I've tried every new shiny analytics app out there and none of them fully solve this core issue. New tools also come with a massive cost: you have to convince everyone around you to move, change all your workflows and hope the new tool has all features your trusty old one did. Most people currently go to ChatGPT with barely any real background context, and admonish the model till it sputters some useful code, SQL or hypothesis.This is the kind of user we're trying to help.
The philosophy of MinusX mirrors that of comma. Just as comma is working on "an AI upgrade for your car", we want to retrofit analytics software with abilities that LLMs have begun to unlock. We also get a kick out of the fact that we use the same APIs humans use (clicking and typing), so we don't really need "permission" from any analytics app (just like comma.ai does not need permission from Mr Toyota Corolla) :)
How it works: Given an instruction, the MinusX chrome extension first constructs a simplified representation of the host application's state using the DOM, and a bunch of application specific cues. We also have a set of (currently) predefined actions (eg: clicking and typing) that the agent can use to interact with the host application. Any "complex action" can be described as a combination of these action-primitives. We send this entire context, the instruction and the actions to an LLM. The LLM responds with a sequence of actions which are executed and the revised state is computed and sent back to the LLM. This loop terminates when the LLM evaluates that the desired goals are met. Our architecture allows users to extend the capabilities of the agent by specifying new actions as combinations of the action-primitives. We're working on enabling users to do this through the extension itself.
"Retrofitting" is a weird concept for software, and we've found that it takes a while for people to grasp what this actually implies. We think, with AI, it will be more of a thing. Most software we use will be "upgraded" and not always by the people making the original software.
We ourselves are focused on data analytics because we've worked in and around data science / data analysis / data engineering all our careers - working at startups, Google, Meta, etc - and understand it decently well. But since "retrofitting" can be just as useful for a bunch of other field-specific software, we're going to open-source the entire extension and associated plumbing in the near future.
Also, let's be real - a sequence of function calls rammed through a decision tree does not make any for-loop "agentic". The reality is that a large amount of in-the-loop data needed for tasks such as ours does not exist yet! Getting this data flywheel running is a very exciting axis as well.
The product is currently free to use. In the future, we'll probably charge a monthly subscription fee, and support local models / bring-your-own-keys. But we're still working that out.
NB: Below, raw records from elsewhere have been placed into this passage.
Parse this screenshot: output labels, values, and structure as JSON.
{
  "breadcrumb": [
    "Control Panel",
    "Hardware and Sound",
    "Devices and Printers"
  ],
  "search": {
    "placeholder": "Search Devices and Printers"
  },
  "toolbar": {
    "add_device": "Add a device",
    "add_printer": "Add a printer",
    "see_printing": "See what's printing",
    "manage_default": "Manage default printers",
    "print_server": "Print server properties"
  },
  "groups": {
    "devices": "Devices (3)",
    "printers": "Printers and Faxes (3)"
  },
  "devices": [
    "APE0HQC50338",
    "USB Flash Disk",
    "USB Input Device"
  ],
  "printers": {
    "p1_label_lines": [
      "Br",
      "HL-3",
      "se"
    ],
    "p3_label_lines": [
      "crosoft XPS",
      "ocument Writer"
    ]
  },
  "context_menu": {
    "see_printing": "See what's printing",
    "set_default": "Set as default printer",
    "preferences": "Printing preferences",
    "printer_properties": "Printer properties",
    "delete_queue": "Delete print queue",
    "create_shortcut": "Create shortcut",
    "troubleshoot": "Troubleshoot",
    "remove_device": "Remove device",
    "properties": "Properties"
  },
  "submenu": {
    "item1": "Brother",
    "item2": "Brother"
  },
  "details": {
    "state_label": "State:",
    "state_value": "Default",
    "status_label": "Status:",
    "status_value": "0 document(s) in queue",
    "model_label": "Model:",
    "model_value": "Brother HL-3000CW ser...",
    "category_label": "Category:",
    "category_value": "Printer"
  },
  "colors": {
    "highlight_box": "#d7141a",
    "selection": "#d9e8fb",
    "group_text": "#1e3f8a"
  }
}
We'd be super stoked for you to try out MinusX! You can find the extension here: https://minusx.ai/chrome-extension. We've also created a playground with data, for both Jupyter and Metabase, so once the extension is installed you can take it for a spin: https://minusx.ai/playground
We'd love to hear what you think about the idea, and anything else you'd like to share! Suggestions on which tools to support next are most welcome :)
Is there a way to select which model is being used? Anecdotally, I've found that Claude 3.5 Sonnet works incredibly well with even the most complex queries in one shot, which is not something I've seen with GPT-4o.